Tout paperless que je sois au quotidien, j’ai besoin d’une lecture (unique) sur papier et d’annoter pour corriger.
Enfin bon, écrire c’est pas écologique. Le papier des bouquins… même en numérique, internet ça utilise de l’énergie et pollue.
Y a pas de écologique ou pas, c’est que des degrés. A chacun d’établir sa conduite selon ses convictions et principes.
Si on veut jouer au manichéisme, le vrai « mieux » écologique serait de se suicider.
Pas vraiment, un individu vivant fait vivre des tas de micro-organismes, bien plus que s’il est mort.
Va dire ça aux ours polaires ^^.
Bon après si on considère que le point de vue principal à considérer est celui des micro-organismes, c’est valable. Question de point de vue. Comme d’hab.
Dire que ma déchiqueteuse rend l’âme au bout de dix pages =’)

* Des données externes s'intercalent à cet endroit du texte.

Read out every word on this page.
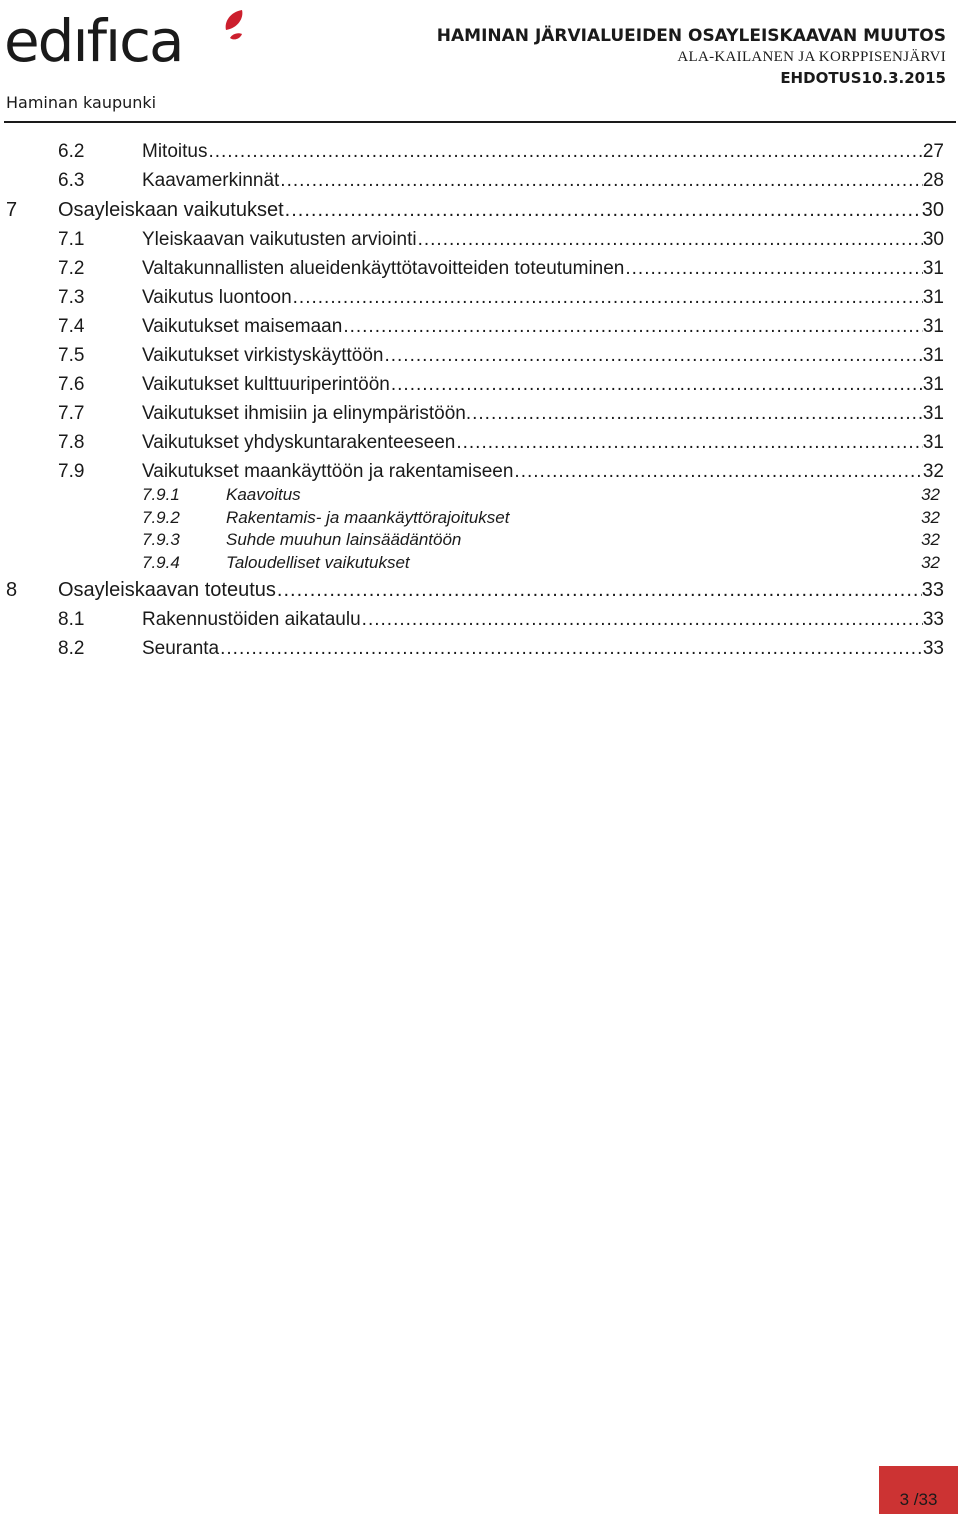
edıfıca
Haminan kaupunki
HAMINAN JÄRVIALUEIDEN OSAYLEISKAAVAN MUUTOS
ALA-KAILANEN JA KORPPISENJÄRVI
EHDOTUS10.3.2015
6.2	Mitoitus .....	27
6.3	Kaavamerkinnät .....	28
7 Osayleiskaan vaikutukset .....	30
7.1	Yleiskaavan vaikutusten arviointi .....	30
7.2	Valtakunnallisten alueidenkäyttötavoitteiden toteutuminen .....	31
7.3	Vaikutus luontoon .....	31
7.4	Vaikutukset maisemaan .....	31
7.5	Vaikutukset virkistyskäyttöön .....	31
7.6	Vaikutukset kulttuuriperintöön .....	31
7.7	Vaikutukset ihmisiin ja elinympäristöön. .....	31
7.8	Vaikutukset yhdyskuntarakenteeseen .....	31
7.9	Vaikutukset maankäyttöön ja rakentamiseen .....	32
7.9.1	Kaavoitus	32
7.9.2	Rakentamis- ja maankäyttörajoitukset	32
7.9.3	Suhde muuhun lainsäädäntöön	32
7.9.4	Taloudelliset vaikutukset	32
8 Osayleiskaavan toteutus .....	33
8.1	Rakennustöiden aikataulu .....	33
8.2	Seuranta .....	33
3 /33
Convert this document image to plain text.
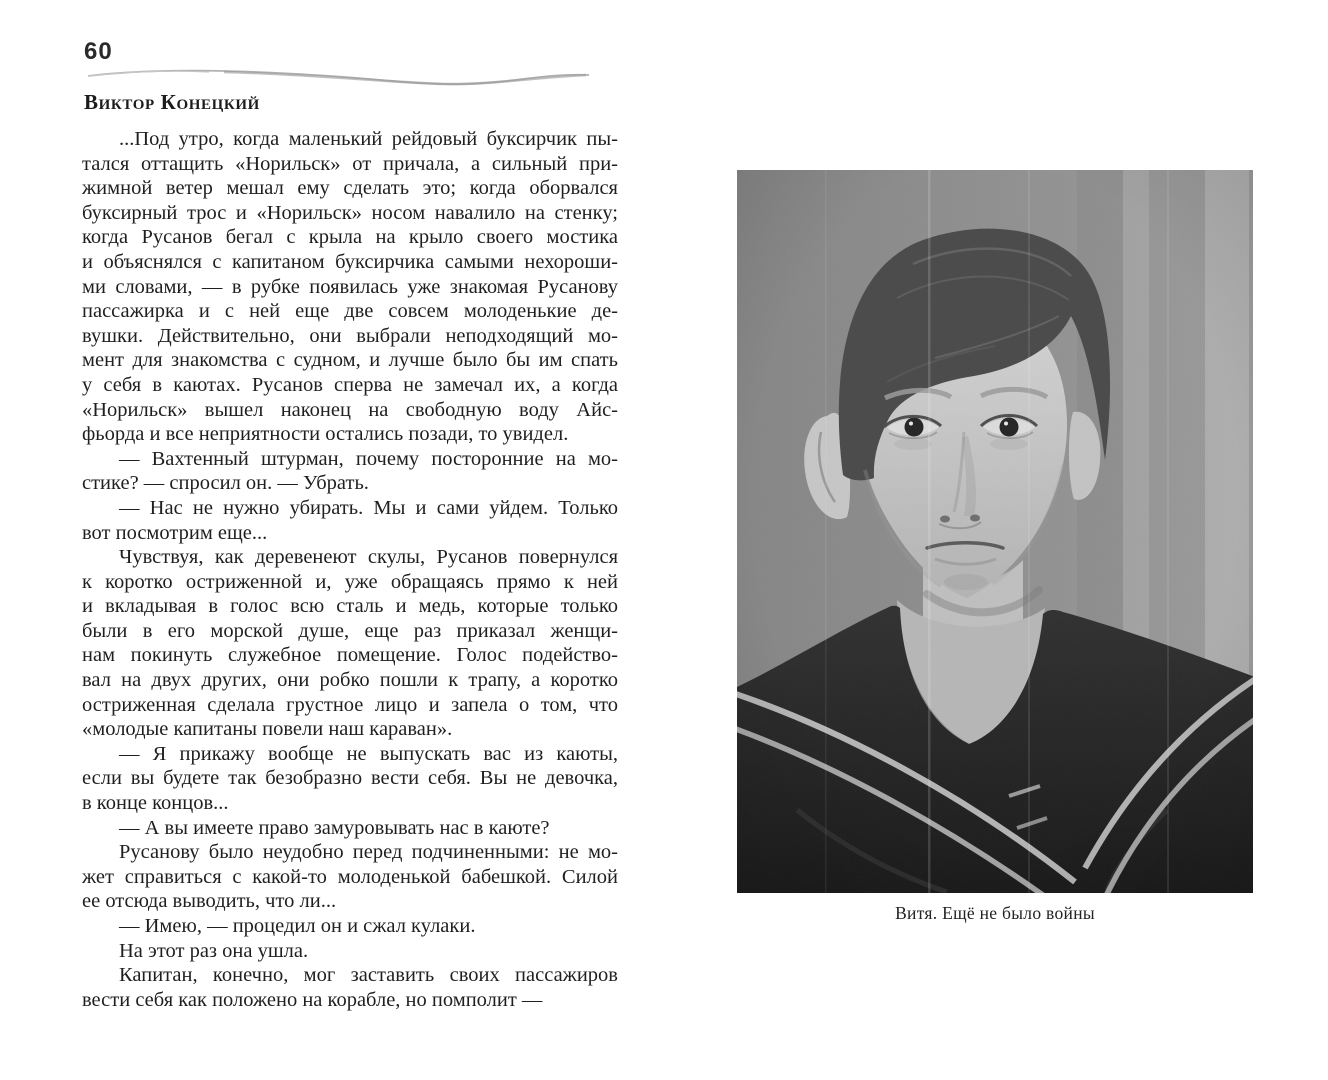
60
Виктор Конецкий
...Под утро, когда маленький рейдовый буксирчик пы-
тался оттащить «Норильск» от причала, а сильный при-
жимной ветер мешал ему сделать это; когда оборвался
буксирный трос и «Норильск» носом навалило на стенку;
когда Русанов бегал с крыла на крыло своего мостика
и объяснялся с капитаном буксирчика самыми нехороши-
ми словами, — в рубке появилась уже знакомая Русанову
пассажирка и с ней еще две совсем молоденькие де-
вушки. Действительно, они выбрали неподходящий мо-
мент для знакомства с судном, и лучше было бы им спать
у себя в каютах. Русанов сперва не замечал их, а когда
«Норильск» вышел наконец на свободную воду Айс-
фьорда и все неприятности остались позади, то увидел.
— Вахтенный штурман, почему посторонние на мо-
стике? — спросил он. — Убрать.
— Нас не нужно убирать. Мы и сами уйдем. Только
вот посмотрим еще...
Чувствуя, как деревенеют скулы, Русанов повернулся
к коротко остриженной и, уже обращаясь прямо к ней
и вкладывая в голос всю сталь и медь, которые только
были в его морской душе, еще раз приказал женщи-
нам покинуть служебное помещение. Голос подейство-
вал на двух других, они робко пошли к трапу, а коротко
остриженная сделала грустное лицо и запела о том, что
«молодые капитаны повели наш караван».
— Я прикажу вообще не выпускать вас из каюты,
если вы будете так безобразно вести себя. Вы не девочка,
в конце концов...
— А вы имеете право замуровывать нас в каюте?
Русанову было неудобно перед подчиненными: не мо-
жет справиться с какой-то молоденькой бабешкой. Силой
ее отсюда выводить, что ли...
— Имею, — процедил он и сжал кулаки.
На этот раз она ушла.
Капитан, конечно, мог заставить своих пассажиров
вести себя как положено на корабле, но помполит —
Витя. Ещё не было войны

J’ai du matos heavy-duty 😉
Faut dire, avec des cristaux-vapeur, ça va toute de suite mieux…
Les boutiques d’arts décoratifs impériales, c’est quelque chose! 😉
Et dire qu’il omet de nous préciser qu’il en fait un feu de joie et danse autour nu enroulé dans du jambon. ..
Pour se retrouver avec du jambon plein de poils ? Berk.
Depuis qu’il n’a plus de cheveux il il a perdu bcp de poils :p
Et le papier sera recyclé avec en lui la mémoire du livre !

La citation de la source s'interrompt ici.